Sous un autre angle, il essaie d’apparaître comme le père aimable, concerné par les problèmes de sa famille, et que tout l’intérêt de sa vie tournerait autour de celui de sa famille : « J’ai l’angoisse concernant l’état de vie, la vie familiale, mes enfants ont pris le premier diplôme, j‘ai pas pu leur faire poursuivre leurs études, ils ont trouvé un boulot », à une autre question, il répond qu’il a éprouvé sa plus grande joie quand sa fille aînée s’est mariée, pour ses projets, il dit : « J’ai des projets, pas pour moi mais pour mes enfants, je voudrais les faire hériter surtout que mon père m’a rien laissé, surtout car j’ai un fils unique, je voudrais réaliser ses espoirs ».

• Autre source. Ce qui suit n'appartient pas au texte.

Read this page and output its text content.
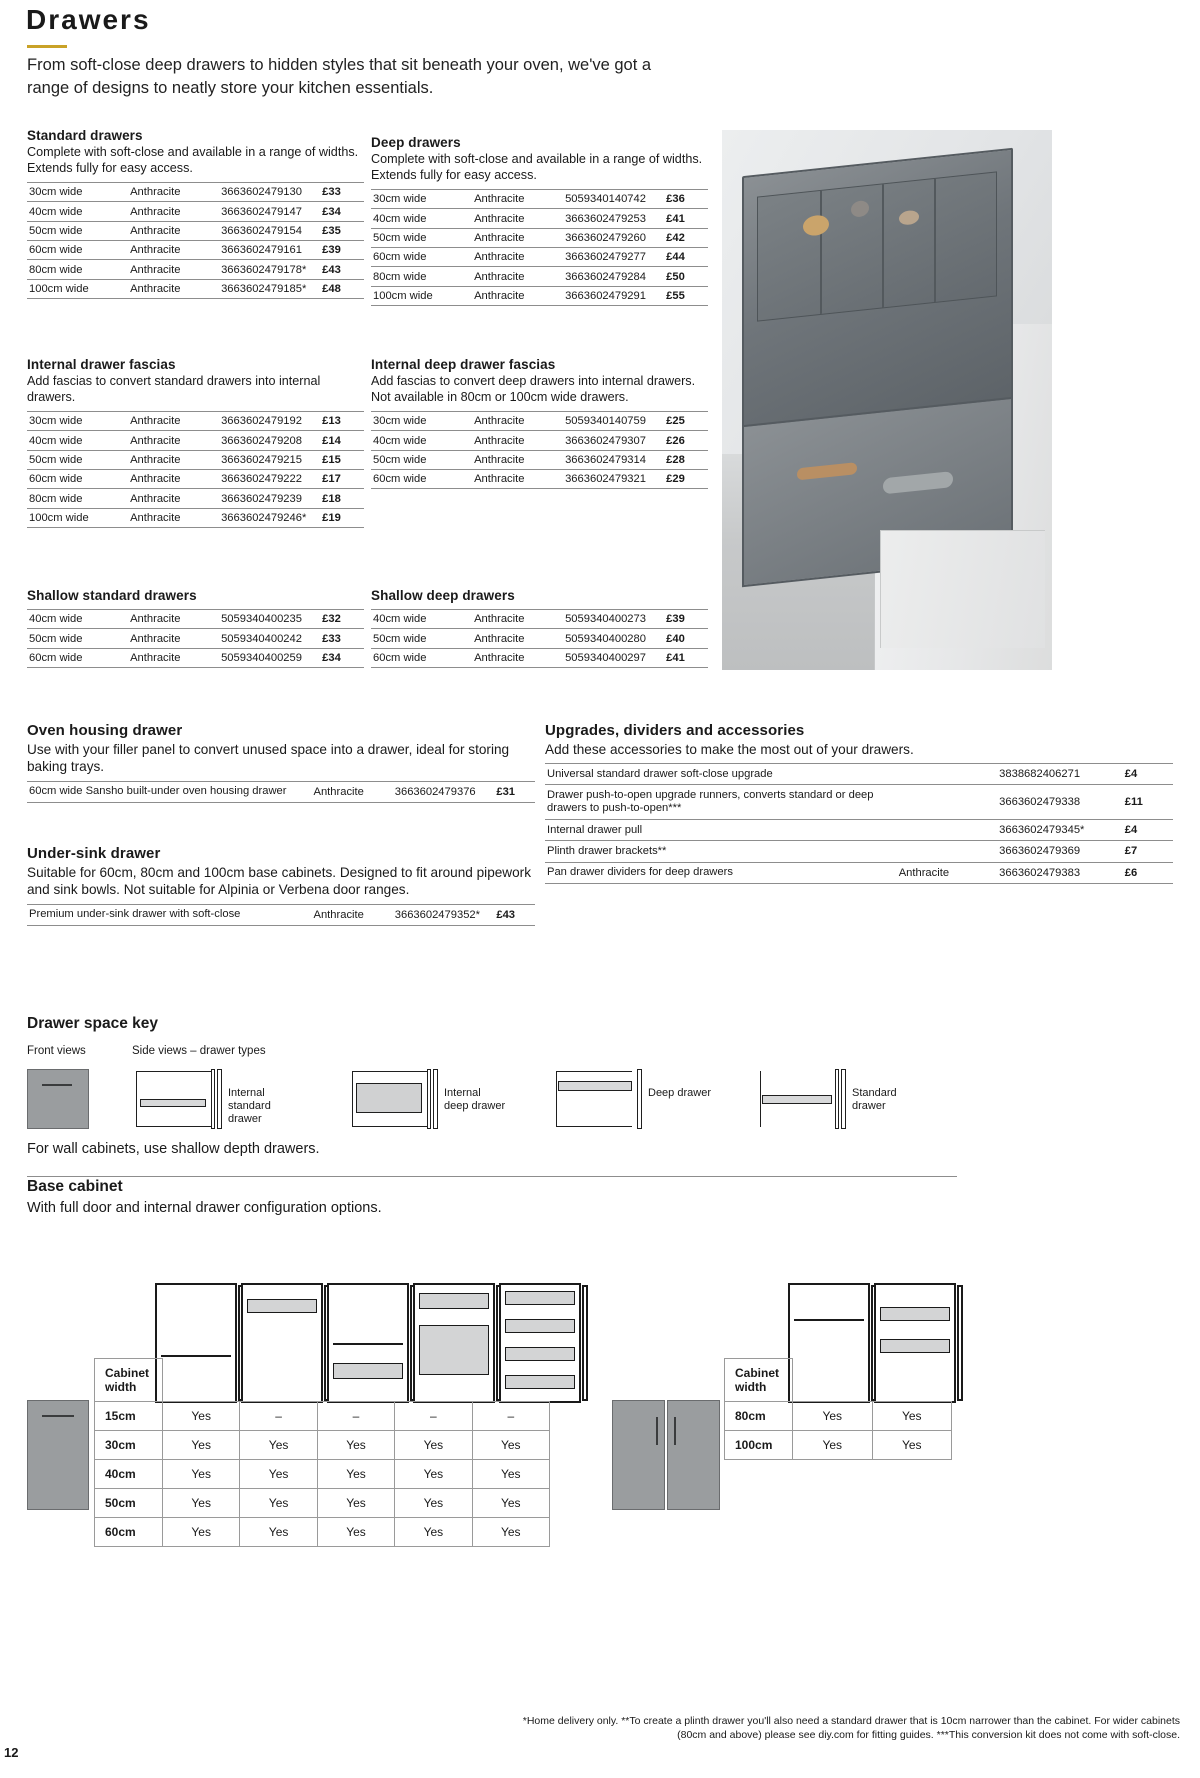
Drawers
From soft-close deep drawers to hidden styles that sit beneath your oven, we've got a range of designs to neatly store your kitchen essentials.
Standard drawers
Complete with soft-close and available in a range of widths. Extends fully for easy access.
30cm wide	Anthracite	3663602479130	£33
40cm wide	Anthracite	3663602479147	£34
50cm wide	Anthracite	3663602479154	£35
60cm wide	Anthracite	3663602479161	£39
80cm wide	Anthracite	3663602479178*	£43
100cm wide	Anthracite	3663602479185*	£48
Deep drawers
Complete with soft-close and available in a range of widths. Extends fully for easy access.
30cm wide	Anthracite	5059340140742	£36
40cm wide	Anthracite	3663602479253	£41
50cm wide	Anthracite	3663602479260	£42
60cm wide	Anthracite	3663602479277	£44
80cm wide	Anthracite	3663602479284	£50
100cm wide	Anthracite	3663602479291	£55
Internal drawer fascias
Add fascias to convert standard drawers into internal drawers.
30cm wide	Anthracite	3663602479192	£13
40cm wide	Anthracite	3663602479208	£14
50cm wide	Anthracite	3663602479215	£15
60cm wide	Anthracite	3663602479222	£17
80cm wide	Anthracite	3663602479239	£18
100cm wide	Anthracite	3663602479246*	£19
Internal deep drawer fascias
Add fascias to convert deep drawers into internal drawers. Not available in 80cm or 100cm wide drawers.
30cm wide	Anthracite	5059340140759	£25
40cm wide	Anthracite	3663602479307	£26
50cm wide	Anthracite	3663602479314	£28
60cm wide	Anthracite	3663602479321	£29
Shallow standard drawers
40cm wide	Anthracite	5059340400235	£32
50cm wide	Anthracite	5059340400242	£33
60cm wide	Anthracite	5059340400259	£34
Shallow deep drawers
40cm wide	Anthracite	5059340400273	£39
50cm wide	Anthracite	5059340400280	£40
60cm wide	Anthracite	5059340400297	£41
Oven housing drawer
Use with your filler panel to convert unused space into a drawer, ideal for storing baking trays.
60cm wide Sansho built-under oven housing drawer	Anthracite	3663602479376	£31
Under-sink drawer
Suitable for 60cm, 80cm and 100cm base cabinets. Designed to fit around pipework and sink bowls. Not suitable for Alpinia or Verbena door ranges.
Premium under-sink drawer with soft-close	Anthracite	3663602479352*	£43
Upgrades, dividers and accessories
Add these accessories to make the most out of your drawers.
Universal standard drawer soft-close upgrade		3838682406271	£4
Drawer push-to-open upgrade runners, converts standard or deep drawers to push-to-open***		3663602479338	£11
Internal drawer pull		3663602479345*	£4
Plinth drawer brackets**		3663602479369	£7
Pan drawer dividers for deep drawers	Anthracite	3663602479383	£6
Drawer space key
Front views	Side views – drawer types
Internal standard drawer
Internal deep drawer
Deep drawer	Standard drawer
For wall cabinets, use shallow depth drawers.
Base cabinet
With full door and internal drawer configuration options.
Cabinet width					
15cm	Yes	–	–	–	–
30cm	Yes	Yes	Yes	Yes	Yes
40cm	Yes	Yes	Yes	Yes	Yes
50cm	Yes	Yes	Yes	Yes	Yes
60cm	Yes	Yes	Yes	Yes	Yes
Cabinet width		
80cm	Yes	Yes
100cm	Yes	Yes
*Home delivery only. **To create a plinth drawer you'll also need a standard drawer that is 10cm narrower than the cabinet. For wider cabinets (80cm and above) please see diy.com for fitting guides. ***This conversion kit does not come with soft-close.
12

Aux raisons pour lesquelles il est en prison, il dit : « C’est à cause de ma femme », sans éprouver aucun sentiment de culpabilité envers sa fille, ce désaveu des conséquences du traumatisme subi sur sa fille semble jouer le rôle d’une défense. Dans ses tentatives de justifications, il raconte une longue histoire, tout en pleurant parfois, qui semblent se concentrer dans le transfert de culpabilité vers les autres membres, une fois sur sa femme et une autre fois sur l’amie de la famille, celle à qui la fille a confié l’agression, il ajoute : « Elles ont fait tout cela pour se débarrasser de moi » en précisant que « Dieu n’a rien à faire ici, le diable on en a, Dieu ne fait pas de mal, Dieu donne, Dieu est gracieux, Dieu pardonne mais je suis opprimé ».

Notes
247.

- Selon sa religion, on met les divers cercueils dans une sorte de chambre qui prend la place de la tombe. Chaque communauté possède plusieurs chambres, plutôt des cimetières

248.

- C. BALIER, Psychanalyse des comportements violents, Le fil rouge, Puf, 1998, p. 49.